Vasic, Milena

Free University of Berlin

Research Topic: Personal Adornment in the Neolithic Middle East: A Case Study of Çatalhöyük

Ms. Vasic’s doctoral thesis focuses on the development of body ornamentation at Neolithic Çatalhöyük (7400-6000 BC) and the link between external display and preferences behind it. This research puts the focus on inferring the social processes involved in the use of bodily decoration and establishing how these practices reflect the relationship between humans and things.
Çatalhöyük offers an excellent dataset to address these questions, as there are numerous burials as well as a large sample of personal adornment items from other types of contexts. The main contribution of this research is the synthesis of all aspects of personal adornment by bringing together the numerous types of artefacts in order to gain a fuller understanding of the personal adornment. Individually, one material class can never fully illuminate the complex relationships of humans and things, nor the manifestations of personal and communal identities, and the full suite of adornment needs to be analyzed together.

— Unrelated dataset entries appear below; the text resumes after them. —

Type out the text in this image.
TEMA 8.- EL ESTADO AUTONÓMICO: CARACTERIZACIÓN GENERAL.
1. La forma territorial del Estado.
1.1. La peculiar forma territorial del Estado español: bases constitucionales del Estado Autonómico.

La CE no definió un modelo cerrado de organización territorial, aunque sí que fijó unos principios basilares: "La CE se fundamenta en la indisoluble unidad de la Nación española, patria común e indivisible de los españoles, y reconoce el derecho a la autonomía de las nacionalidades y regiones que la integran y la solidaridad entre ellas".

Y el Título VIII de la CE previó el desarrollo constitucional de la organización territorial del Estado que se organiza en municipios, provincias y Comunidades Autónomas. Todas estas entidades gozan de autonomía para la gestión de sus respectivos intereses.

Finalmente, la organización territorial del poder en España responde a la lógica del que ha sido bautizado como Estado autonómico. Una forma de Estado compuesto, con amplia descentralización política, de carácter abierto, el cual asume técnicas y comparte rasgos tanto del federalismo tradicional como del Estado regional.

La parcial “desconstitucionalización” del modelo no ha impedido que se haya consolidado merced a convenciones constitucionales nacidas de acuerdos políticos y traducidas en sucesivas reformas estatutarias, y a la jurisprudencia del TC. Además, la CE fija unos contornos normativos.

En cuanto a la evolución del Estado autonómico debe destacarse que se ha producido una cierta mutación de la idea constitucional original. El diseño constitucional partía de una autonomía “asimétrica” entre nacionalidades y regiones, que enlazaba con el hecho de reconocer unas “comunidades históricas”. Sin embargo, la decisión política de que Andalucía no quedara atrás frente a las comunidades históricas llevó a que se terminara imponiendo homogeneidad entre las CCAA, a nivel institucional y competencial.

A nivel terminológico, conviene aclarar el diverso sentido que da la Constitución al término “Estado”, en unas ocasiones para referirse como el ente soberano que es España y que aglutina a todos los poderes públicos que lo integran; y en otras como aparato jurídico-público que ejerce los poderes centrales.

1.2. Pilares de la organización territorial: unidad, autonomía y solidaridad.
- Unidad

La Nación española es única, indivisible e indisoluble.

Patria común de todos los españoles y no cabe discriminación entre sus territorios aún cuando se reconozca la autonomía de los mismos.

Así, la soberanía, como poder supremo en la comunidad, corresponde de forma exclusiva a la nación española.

Therefore, this research incorporates the large amount of beads and pendants (>38 000) of various materials, less numerous ornaments such as finger rings, armbands, pins, and collars, as well as pigments used for body painting. In order to understand the relationship between the Çatalhöyük inhabitants and their adornment, this research explores the contextual, spatial and temporal distribution of items of bodily ornamentation as well as their depiction on wall paintings and figurines.